Comment 1 Teppo Turtiainen 2005-07-07 19:09:37 UTC
Created attachment 48793 [details]
screenshot of problem
Comment 2 Sebastien Bacher 2005-07-07 20:00:51 UTC
same issue here with GNOME 2.11.4
Comment 3 James Henstridge 2006-02-27 04:55:52 UTC
The issue here is picking an appropriate sample phrase.  Currently this comes from the translation, but perhaps it shouldn't.  For example, if I view a CJK font in an english locale, it would be useful to show CJK glyphs rather than the ugly latin glyphs found in such fonts.

To handle this correctly, we'd probably need to base it on the language coverage of the font.  I am not sure of the best way to do this.
Comment 4 Teppo Turtiainen 2006-02-27 05:54:49 UTC
If the sample phrase is what is causing the problem, do we really need to have it or is it just customary? Couldn't we just show the glyphs in alphabetical order?

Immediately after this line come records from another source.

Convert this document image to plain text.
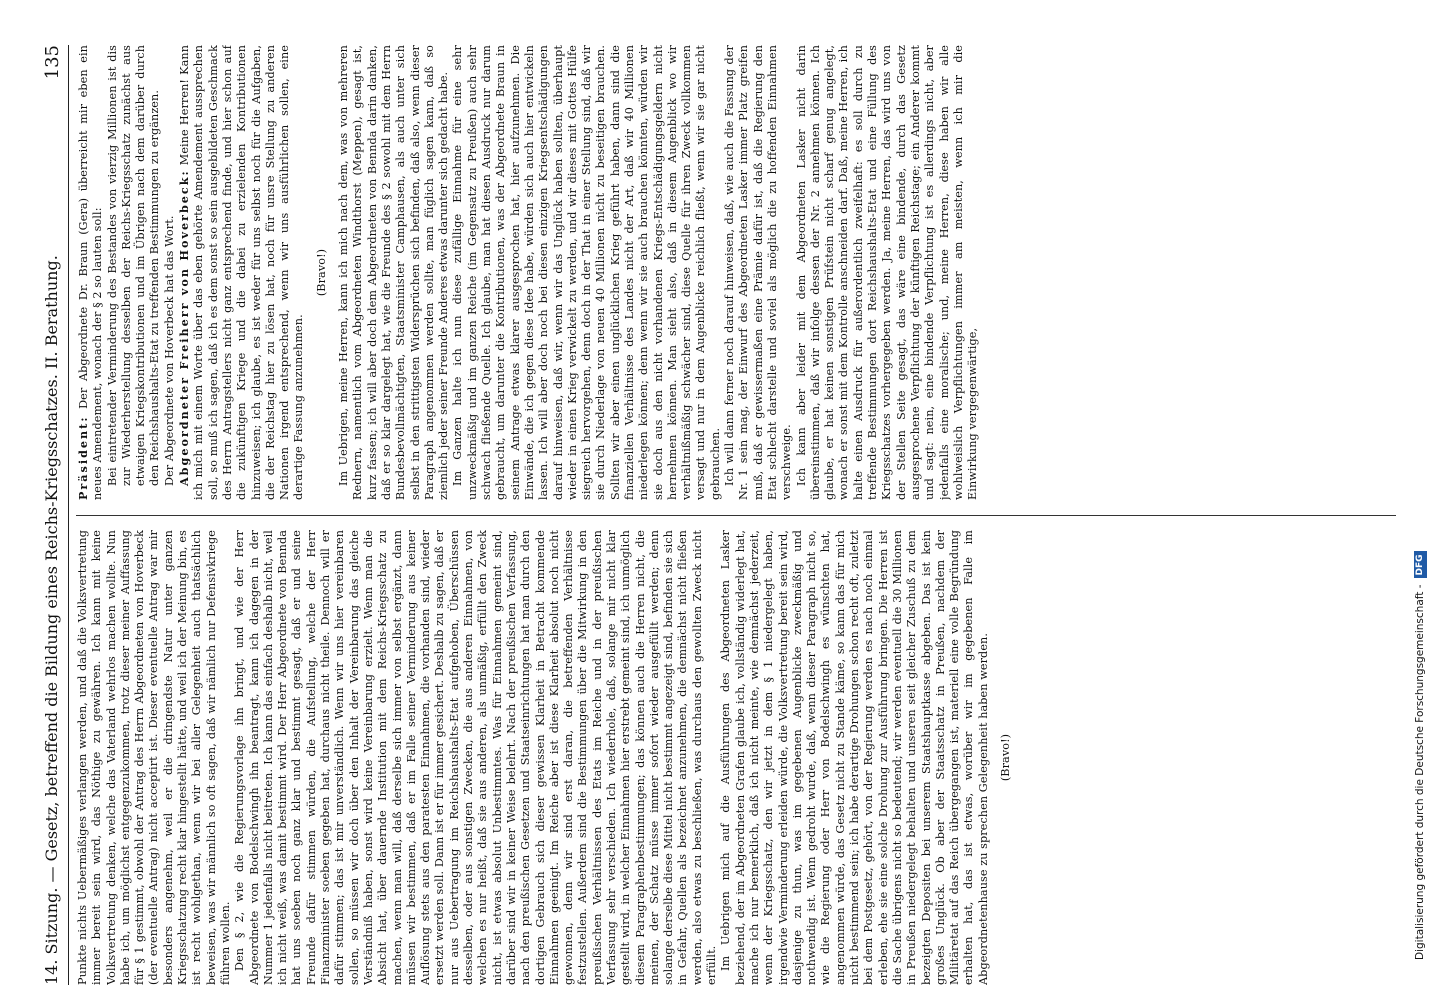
14. Sitzung. — Gesetz, betreffend die Bildung eines Reichs-Kriegsschatzes. II. Berathung.
135

Punkte nichts Uebermäßiges verlangen werden, und daß die Volksvertretung immer bereit sein wird, das Nöthige zu gewähren. Ich kann mit keine Volksvertretung denken, welche das Vaterland wehrlos machen wollte. Nun habe ich, um möglichst entgegenzukommen, trotz dieser meiner Auffassung für § 1 gestimmt, obwohl der Antrag des Herrn Abgeordneten von Hoverbeck (der eventuelle Antrag) nicht acceptirt ist. Dieser eventuelle Antrag war mir besonders angenehm, weil er die dringendste Natur unter ganzen Kriegsschatzung recht klar hingestellt hätte, und weil ich der Meinung bin, es ist recht wohlgethan, wenn wir bei aller Gelegenheit auch thatsächlich beweisen, was wir männlich so oft sagen, daß wir nämlich nur Defensivkriege führen wollen. Den § 2, wie die Regierungsvorlage ihn bringt, und wie der Herr Abgeordnete von Bodelschwingh ihn beantragt, kann ich dagegen in der Nummer 1 jedenfalls nicht beitreten. Ich kann das einfach deshalb nicht, weil ich nicht weiß, was damit bestimmt wird. Der Herr Abgeordnete von Bennda hat uns soeben noch ganz klar und bestimmt gesagt, daß er und seine Freunde dafür stimmen würden, die Aufstellung, welche der Herr Finanzminister soeben gegeben hat, durchaus nicht theile. Dennoch will er dafür stimmen; das ist mir unverständlich. Wenn wir uns hier vereinbaren sollen, so müssen wir doch über den Inhalt der Vereinbarung das gleiche Verständniß haben, sonst wird keine Vereinbarung erzielt. Wenn man die Absicht hat, über dauernde Institution mit dem Reichs-Kriegsschatz zu machen, wenn man will, daß derselbe sich immer von selbst ergänzt, dann müssen wir bestimmen, daß er im Falle seiner Verminderung aus keiner Auflösung stets aus den paratesten Einnahmen, die vorhanden sind, wieder ersetzt werden soll. Dann ist er für immer gesichert. Deshalb zu sagen, daß er nur aus Uebertragung im Reichshaushalts-Etat aufgehoben, Überschüssen desselben, oder aus sonstigen Zwecken, die aus anderen Einnahmen, von welchen es nur heißt, daß sie aus anderen, als unmäßig, erfüllt den Zweck nicht, ist etwas absolut Unbestimmtes. Was für Einnahmen gemeint sind, darüber sind wir in keiner Weise belehrt. Nach der preußischen Verfassung, nach den preußischen Gesetzen und Staatseinrichtungen hat man durch den dortigen Gebrauch sich dieser gewissen Klarheit in Betracht kommende Einnahmen geeinigt. Im Reiche aber ist diese Klarheit absolut noch nicht gewonnen, denn wir sind erst daran, die betreffenden Verhältnisse festzustellen. Außerdem sind die Bestimmungen über die Mitwirkung in den preußischen Verhältnissen des Etats im Reiche und in der preußischen Verfassung sehr verschieden. Ich wiederhole, daß, solange mir nicht klar gestellt wird, in welcher Einnahmen hier erstrebt gemeint sind, ich unmöglich diesem Paragraphenbestimmungen; das können auch die Herren nicht, die meinen, der Schatz müsse immer sofort wieder ausgefüllt werden; denn solange derselbe diese Mittel nicht bestimmt angezeigt sind, befinden sie sich in Gefahr, Quellen als bezeichnet anzunehmen, die demnächst nicht fließen werden, also etwas zu beschließen, was durchaus den gewollten Zweck nicht erfüllt. Im Uebrigen mich auf die Ausführungen des Abgeordneten Lasker beziehend, der im Abgeordneten Grafen glaube ich, vollständig widerlegt hat, mache ich nur bemerklich, daß ich nicht meinte, wie demnächst jederzeit, wenn der Kriegsschatz, den wir jetzt in dem § 1 niedergelegt haben, irgendwie Verminderung erleiden würde, die Volksvertretung bereit sein wird, dasjenige zu thun, was im gegebenen Augenblicke zweckmäßig und nothwendig ist. Wenn gedroht wurde, daß, wenn dieser Paragraph nicht so, wie die Regierung oder Herr von Bodelschwingh es wünschten hat, angenommen würde, das Gesetz nicht zu Stande käme, so kann das für mich nicht bestimmend sein; ich habe derartige Drohungen schon recht oft, zuletzt bei dem Postgesetz, gehört, von der Regierung werden es nach noch einmal erleben, ehe sie eine solche Drohung zur Ausführung bringen. Die Herren ist die Sache übrigens nicht so bedeutend; wir werden eventuell die 30 Millionen in Preußen niedergelegt behalten und unseren seit gleicher Zuschuß zu dem bezeigten Depositen bei unserem Staatshauptkasse abgeben. Das ist kein großes Unglück. Ob aber der Staatsschatz in Preußen, nachdem der Militäretat auf das Reich übergegangen ist, materiell eine volle Begründung erhalten hat, das ist etwas, worüber wir im gegebenen Falle im Abgeordnetenhause zu sprechen Gelegenheit haben werden. (Bravo!)

Präsident: Der Abgeordnete Dr. Braun (Gera) überreicht mir eben ein neues Amendement, wonach der § 2 so lauten soll: Bei eintretender Verminderung des Bestandes von vierzig Millionen ist dis zur Wiederherstellung desselben der Reichs-Kriegsschatz zunächst aus etwaigen Kriegskontributionen und im Übrigen nach dem darüber durch den Reichshaushalts-Etat zu treffenden Bestimmungen zu ergänzen. Der Abgeordnete von Hoverbeck hat das Wort. Abgeordneter Freiherr von Hoverbeck: Meine Herren! Kann ich mich mit einem Worte über das eben gehörte Amendement aussprechen soll, so muß ich sagen, daß ich es dem sonst so sein ausgebildeten Geschmack des Herrn Antragstellers nicht ganz entsprechend finde, und hier schon auf die zukünftigen Kriege und die dabei zu erzielenden Kontributionen hinzuweisen; ich glaube, es ist weder für uns selbst noch für die Aufgaben, die der Reichstag hier zu lösen hat, noch für unsre Stellung zu anderen Nationen irgend entsprechend, wenn wir uns ausführlichen sollen, eine derartige Fassung anzunehmen.

(Bravo!) Im Uebrigen, meine Herren, kann ich mich nach dem, was von mehreren Rednern, namentlich vom Abgeordneten Windthorst (Meppen), gesagt ist, kurz fassen; ich will aber doch dem Abgeordneten von Bennda darin danken, daß er so klar dargelegt hat, wie die Freunde des § 2 sowohl mit dem Herrn Bundesbevollmächtigten, Staatsminister Camphausen, als auch unter sich selbst in den strittigsten Widersprüchen sich befinden, daß also, wenn dieser Paragraph angenommen werden sollte, man füglich sagen kann, daß so ziemlich jeder seiner Freunde Anderes etwas darunter sich gedacht habe. Im Ganzen halte ich nun diese zufällige Einnahme für eine sehr unzweckmäßig und im ganzen Reiche (im Gegensatz zu Preußen) auch sehr schwach fließende Quelle. Ich glaube, man hat diesen Ausdruck nur darum gebraucht, um darunter die Kontributionen, was der Abgeordnete Braun in seinem Antrage etwas klarer ausgesprochen hat, hier aufzunehmen. Die Einwände, die ich gegen diese Idee habe, würden sich auch hier entwickeln lassen. Ich will aber doch noch bei diesen einzigen Kriegsentschädigungen darauf hinweisen, daß wir, wenn wir das Unglück haben sollten, überhaupt wieder in einen Krieg verwickelt zu werden, und wir dieses mit Gottes Hülfe siegreich hervorgehen, denn doch in der That in einer Stellung sind, daß wir sie durch Niederlage von neuen 40 Millionen nicht zu beseitigen brauchen. Sollten wir aber einen unglücklichen Krieg geführt haben, dann sind die finanziellen Verhältnisse des Landes nicht der Art, daß wir 40 Millionen niederlegen können; denn wenn wir sie auch brauchen könnten, würden wir sie doch aus den nicht vorhandenen Kriegs-Entschädigungsgeldern nicht hernehmen können. Man sieht also, daß in diesem Augenblick wo wir verhältnißmäßig schwächer sind, diese Quelle für ihren Zweck vollkommen versagt und nur in dem Augenblicke reichlich fließt, wenn wir sie gar nicht gebrauchen. Ich will dann ferner noch darauf hinweisen, daß, wie auch die Fassung der Nr. 1 sein mag, der Einwurf des Abgeordneten Lasker immer Platz greifen muß, daß er gewissermaßen eine Prämie dafür ist, daß die Regierung den Etat schlecht darstelle und soviel als möglich die zu hoffenden Einnahmen verschweige. Ich kann aber leider mit dem Abgeordneten Lasker nicht darin übereinstimmen, daß wir infolge dessen der Nr. 2 annehmen können. Ich glaube, er hat keinen sonstigen Prüfstein nicht scharf genug angelegt, wonach er sonst mit dem Kontrolle anschneiden darf. Daß, meine Herren, ich halte einen Ausdruck für außerordentlich zweifelhaft: es soll durch zu treffende Bestimmungen dort Reichshaushalts-Etat und eine Füllung des Kriegsschatzes vorhergegeben werden. Ja, meine Herren, das wird uns von der Stellen Seite gesagt, das wäre eine bindende, durch das Gesetz ausgesprochene Verpflichtung der künftigen Reichstage; ein Anderer kommt und sagt: nein, eine bindende Verpflichtung ist es allerdings nicht, aber jedenfalls eine moralische; und, meine Herren, diese haben wir alle wohlweislich Verpflichtungen immer am meisten, wenn ich mir die Einwirkung vergegenwärtige,

Digitalisierung gefördert durch die Deutsche Forschungsgemeinschaft -DFG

Also, I think the whole point with "The quick brown fox jumps over the lazy dog." is that is has almost all the letters in the English alphabet. Finding a similar phrase in other languages would be an enormous task for translators and I'm not sure if anyone has actually done it.
Comment 5 James Henstridge 2006-02-27 09:54:34 UTC
The first two rows show the latin alphabet glyphs, so the user can already see those glyphs.

It is useful to display some common text so that the user can see what the font will look like after kerning, etc.  While "The quick brown fox ..." contains all the english alphabet letters, this isn't necessary for a sample phrase.

As for methods of picking a sample phrase, it turns out that TTF fonts can include a sample phrase (TT_NAME_ID_SAMPLE_TEXT).  Depending on how common this tag is, it might be a sensible way of picking the phrase.
Comment 6 Teppo Turtiainen 2006-02-27 18:21:23 UTC
(In reply to comment #5)
> The first two rows show the latin alphabet glyphs, so the user can already see
> those glyphs.

Yes, but this doesn't work for non-latin fonts (like the ones in the screenshot) that often don't have glyphs for the latin alphabet. Would it be possible to show the glyphs a given fonts actually contains instead of trying to show a predefined set like the latin alphabet?
Comment 7 Teppo Turtiainen 2006-10-29 10:30:24 UTC
Still occurs with control-center 2.16.1 on Ubuntu Edgy.
Comment 8 Cosimo Cecchi 2010-11-04 08:57:25 UTC
-> gnome-utils

gnome-font-viewer has now moved to gnome-utils, reassigning.
Comment 9 Teppo Turtiainen 2012-12-19 19:12:21 UTC
Still happens with 3.6.2 on Fedora 18.
Comment 10 Teppo Turtiainen 2014-11-22 17:53:10 UTC
This doesn't happen anymore with 3.14.0 on Fedora 21.